Gregg Araki appeared on The Bat Segundo Show #377. Mr. Araki is most recently the writer and director of Kaboom, which opens today in theaters.
Condition of Mr. Segundo: Staring at the canvas from a low angle.
Guest: Gregg Araki
Subjects Discussed: [List forthcoming]
EXCERPT FROM SHOW:
Correspondent: Gregg, how are you doing?
Araki: (with some irony) I am doing fantastic.
Correspondent: End of the day. Uh, no visuals. But anyway…
Araki: In other words, “you don’t look fantastic.”
Correspondent: You do look fantastic! You look like…
Araki: Can we say “shit” on this?
Correspondent: You can. You can say “shit.” We can talk Totally Fucked Up. Whatever you want.
Araki: Okay. Good. Yeah, I look like shit.
Correspondent: You have exacting standards. I wanted to talk about your aesthetic. I noticed that over the course of twenty years, the camera’s position has actually grown. It started off as being very much on the floor.
Correspondent: Very on the ground. You would see giant billboards. Chevron gas stations. And as we’ve seen you evolve as a filmmaker, we’ve seen the camera actually rise up from the ground.

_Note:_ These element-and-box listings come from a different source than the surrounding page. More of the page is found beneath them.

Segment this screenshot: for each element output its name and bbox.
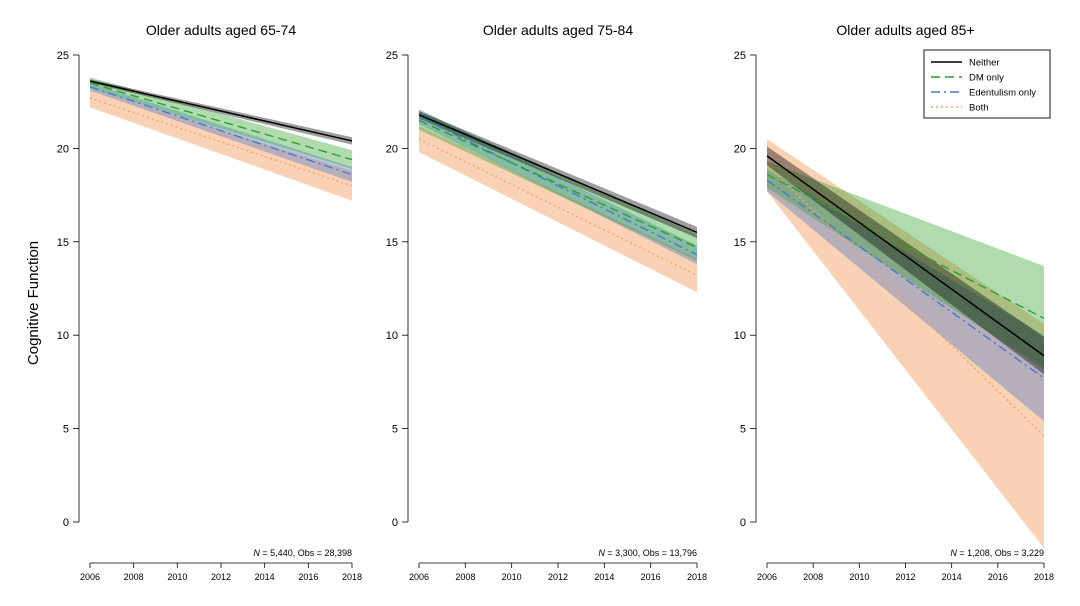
y-tick-label: 5 bbox=[740, 424, 746, 436]
y-tick-label: 20 bbox=[386, 143, 398, 155]
series-line-edentulism-only bbox=[418, 116, 698, 256]
y-tick-label: 15 bbox=[734, 237, 746, 249]
legend: Neither DM only Edentulism only Both bbox=[923, 49, 1051, 119]
sample-size-note: N = 3,300, Obs = 13,796 bbox=[598, 548, 697, 558]
series-line-neither bbox=[766, 155, 1045, 357]
y-tick-label: 20 bbox=[734, 143, 746, 155]
y-tick-label: 0 bbox=[740, 517, 746, 529]
ci-band-both bbox=[90, 88, 352, 201]
panel-1: Older adults aged 65-74 0 5 10 15 20 25 2006 200… bbox=[57, 22, 362, 582]
legend-entry-label: Edentulism only bbox=[969, 88, 1036, 99]
x-tick-label: 2010 bbox=[502, 572, 522, 582]
x-tick-label: 2014 bbox=[942, 572, 962, 582]
ci-band-neither bbox=[419, 111, 697, 239]
ci-band-both bbox=[419, 125, 697, 293]
legend-entry-label: DM only bbox=[969, 73, 1004, 84]
x-tick-label: 2012 bbox=[211, 572, 231, 582]
panel-title: Older adults aged 85+ bbox=[836, 22, 974, 38]
series-line-edentulism-only bbox=[89, 86, 353, 176]
x-tick-label: 2012 bbox=[895, 572, 915, 582]
x-tick-label: 2006 bbox=[80, 572, 100, 582]
x-tick-label: 2008 bbox=[803, 572, 823, 582]
x-tick-label: 2018 bbox=[342, 572, 362, 582]
y-axis-label: Cognitive Function bbox=[25, 241, 42, 365]
y-tick-label: 25 bbox=[386, 50, 398, 62]
x-tick-label: 2010 bbox=[167, 572, 187, 582]
x-tick-label: 2008 bbox=[455, 572, 475, 582]
series-line-both bbox=[418, 138, 698, 277]
series-line-both bbox=[89, 97, 353, 187]
x-tick-label: 2016 bbox=[641, 572, 661, 582]
x-tick-label: 2018 bbox=[1034, 572, 1054, 582]
x-tick-label: 2016 bbox=[988, 572, 1008, 582]
x-tick-label: 2014 bbox=[594, 572, 614, 582]
y-tick-label: 5 bbox=[392, 424, 398, 436]
ci-band-dm-only bbox=[767, 161, 1044, 369]
y-tick-label: 5 bbox=[63, 424, 69, 436]
y-tick-label: 15 bbox=[386, 237, 398, 249]
x-tick-label: 2008 bbox=[124, 572, 144, 582]
x-tick-label: 2006 bbox=[409, 572, 429, 582]
x-tick-label: 2018 bbox=[687, 572, 707, 582]
series-line-dm-only bbox=[89, 82, 353, 161]
y-tick-label: 10 bbox=[386, 330, 398, 342]
sample-size-note: N = 1,208, Obs = 3,229 bbox=[950, 548, 1044, 558]
x-tick-label: 2006 bbox=[757, 572, 777, 582]
y-tick-label: 25 bbox=[734, 50, 746, 62]
ci-band-dm-only bbox=[90, 77, 352, 169]
ci-band-both bbox=[767, 139, 1044, 549]
panel-3: Older adults aged 85+ 0 5 10 15 20 25 2006 2008 2… bbox=[734, 22, 1054, 582]
legend-entry-label: Neither bbox=[969, 58, 1000, 69]
x-tick-label: 2012 bbox=[548, 572, 568, 582]
y-tick-label: 15 bbox=[57, 237, 69, 249]
y-tick-label: 25 bbox=[57, 50, 69, 62]
sample-size-note: N = 5,440, Obs = 28,398 bbox=[253, 548, 352, 558]
series-line-dm-only bbox=[766, 173, 1045, 320]
series-line-neither bbox=[89, 80, 353, 142]
panel-title: Older adults aged 65-74 bbox=[146, 22, 296, 38]
x-tick-label: 2014 bbox=[255, 572, 275, 582]
series-line-dm-only bbox=[418, 119, 698, 249]
ci-band-edentulism-only bbox=[419, 109, 697, 265]
ci-band-neither bbox=[767, 146, 1044, 375]
y-tick-label: 10 bbox=[57, 330, 69, 342]
y-tick-label: 0 bbox=[63, 517, 69, 529]
panel-2: Older adults aged 75-84 0 5 10 15 20 25 2006 200… bbox=[386, 22, 707, 582]
x-tick-label: 2016 bbox=[298, 572, 318, 582]
series-line-neither bbox=[418, 114, 698, 234]
legend-entry-label: Both bbox=[969, 103, 989, 114]
panel-title: Older adults aged 75-84 bbox=[483, 22, 633, 38]
y-tick-label: 10 bbox=[734, 330, 746, 342]
y-tick-label: 20 bbox=[57, 143, 69, 155]
ci-band-edentulism-only bbox=[90, 83, 352, 183]
x-tick-label: 2010 bbox=[849, 572, 869, 582]
y-tick-label: 0 bbox=[392, 517, 398, 529]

Correspondent: And I’m curious about how this aesthetic built.
Araki: In this film [Kaboom], there’s that crazy crane shot.
Araki: Interesting. That’s an interesting metaphor for my filmmaking style. It’s gone from underground to above ground.
Correspondent: Yes, exactly. Well, actually, roughly, the camera’s waist-high.
Araki: Yeah, I used to use a lot of what’s called a hi-hat. It’s just a plank of wood with a tripod head. And I was concentrating on the hi-hat a lot.
Correspondent: Was this more your way to look distinct? Because you had pretty much nothing but a hi-hat?
Araki: I think it was also just aesthetically appealing to me. And I think it’s partly — you know, my movies are about these characters who are in this vast, hostile universe. And I think that you get that — particularly with a wide angle, a wide low shot, you get a sense of this universe being this vast and dangerous place. I think that sense of space comes a lot from that angle. You get a sense of that openness.
Correspondent: Well, I’m curious about space. I was mentioning the Chevron gas station. And we see, for example, the Vermeer in Mysterious Skin. In this movie, at the cafe, there’s the big space in the back where we see WELCOME TO THE ONTOLOGICAL VOID. I’m curious as to how this also developed. This large widescreen environment for characters to often walk into and go ahead and bitch and moan.
Araki: You brought up many interesting things that will be in dissertations done on my movies after I’m dead, I’m guess.
Araki: Because a lot of my movies — particularly the early, early ones, the black-and-white, the two ones that were before The Doom Generation — is frequently characters walking at night against these phantasmagorical backdrops of Los Angeles landscape. Usually talking about the meaningless of existence. And it’s something that’s been in a lot of my movies. There is still that sense, even in Kaboom. There’s a shot in particular that’s very, very similar to one of those shots. Because I remember we were on the hi-hat. The shot where Smith is being chased by the animal men, and he runs into that crazy weird stairwell that’s almost something out of a nightmare. That shot is very reminiscent of those shots. Because it’s also so much about the location and its natural light. It’s this weird lit-up stairwell, but the DP did light it. Most of the stuff is actually from the structure itself.